New York Focus, March 15, 2022
The power industry is pushing a pair of little-noticed proposals that could shift the course of the state’s climate action.
Published in partnership with City & State.
Last June, in the tumult of the final days of New York’s legislative session, the state Senate passed a bill that almost no one – outside of the power industry lobbyists who crafted it – paid much attention to.
The bill’s one-sentence summary said it would create a program to support “zero emissions energy systems.” It passed unanimously, without any debate on the state Senate floor. But the Assembly didn’t get around to advancing it, and it was shunted to this year’s session.
Only in the fall did environmental groups realize that the proposal, if approved this year, could shift the course of New York energy policy, potentially opening a back door for power plants to keep polluting past New York’s legal deadline to achieve a 100% emissions-free grid.

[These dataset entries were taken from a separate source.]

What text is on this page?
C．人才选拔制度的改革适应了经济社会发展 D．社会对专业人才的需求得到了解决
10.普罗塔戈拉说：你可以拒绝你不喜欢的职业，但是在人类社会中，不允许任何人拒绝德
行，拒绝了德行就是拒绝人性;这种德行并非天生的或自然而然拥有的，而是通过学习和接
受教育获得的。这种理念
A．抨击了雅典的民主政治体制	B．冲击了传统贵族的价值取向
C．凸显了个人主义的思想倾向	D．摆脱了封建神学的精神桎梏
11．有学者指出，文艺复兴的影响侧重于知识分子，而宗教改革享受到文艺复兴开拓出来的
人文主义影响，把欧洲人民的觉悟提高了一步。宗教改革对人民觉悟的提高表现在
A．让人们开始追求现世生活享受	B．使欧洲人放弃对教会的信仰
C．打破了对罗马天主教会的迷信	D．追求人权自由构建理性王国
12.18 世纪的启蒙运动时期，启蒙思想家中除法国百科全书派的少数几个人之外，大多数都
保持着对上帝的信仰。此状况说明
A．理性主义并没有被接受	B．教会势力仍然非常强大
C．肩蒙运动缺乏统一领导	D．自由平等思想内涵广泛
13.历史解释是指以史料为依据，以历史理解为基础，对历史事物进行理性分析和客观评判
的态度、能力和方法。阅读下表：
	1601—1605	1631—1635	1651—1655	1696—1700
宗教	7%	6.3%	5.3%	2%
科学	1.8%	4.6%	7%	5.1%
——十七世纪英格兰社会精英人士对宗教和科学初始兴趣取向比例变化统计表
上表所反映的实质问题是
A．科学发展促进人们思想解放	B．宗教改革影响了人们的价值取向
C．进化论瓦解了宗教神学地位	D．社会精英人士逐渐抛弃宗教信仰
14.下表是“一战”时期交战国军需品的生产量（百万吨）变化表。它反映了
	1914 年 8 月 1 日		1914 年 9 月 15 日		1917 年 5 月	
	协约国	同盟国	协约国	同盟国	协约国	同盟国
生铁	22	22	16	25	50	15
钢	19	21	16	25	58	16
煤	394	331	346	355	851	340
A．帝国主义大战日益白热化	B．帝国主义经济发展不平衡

The proposal seeks to define “zero-emissions energy systems” as ones that do not result in a “net increase in greenhouse gas emissions into the atmosphere at any time in the process of generating electricity.” That could mean that fossil fuel plants would be allowed if, for example, they were coupled with carbon capture technology, whose track record has been hotly debated nationally.
The technologies most likely to benefit from the bill all involve burning some kind of fuel, whether hydrogen, “renewable” natural gas, or simply fossil gas paired with carbon capture and storage. Environmentalists say that giving the state’s stamp of approval to those technologies would amount to backtracking from the state’s landmark 2019 climate law, the Climate Leadership and Community Protection Act (CLCPA).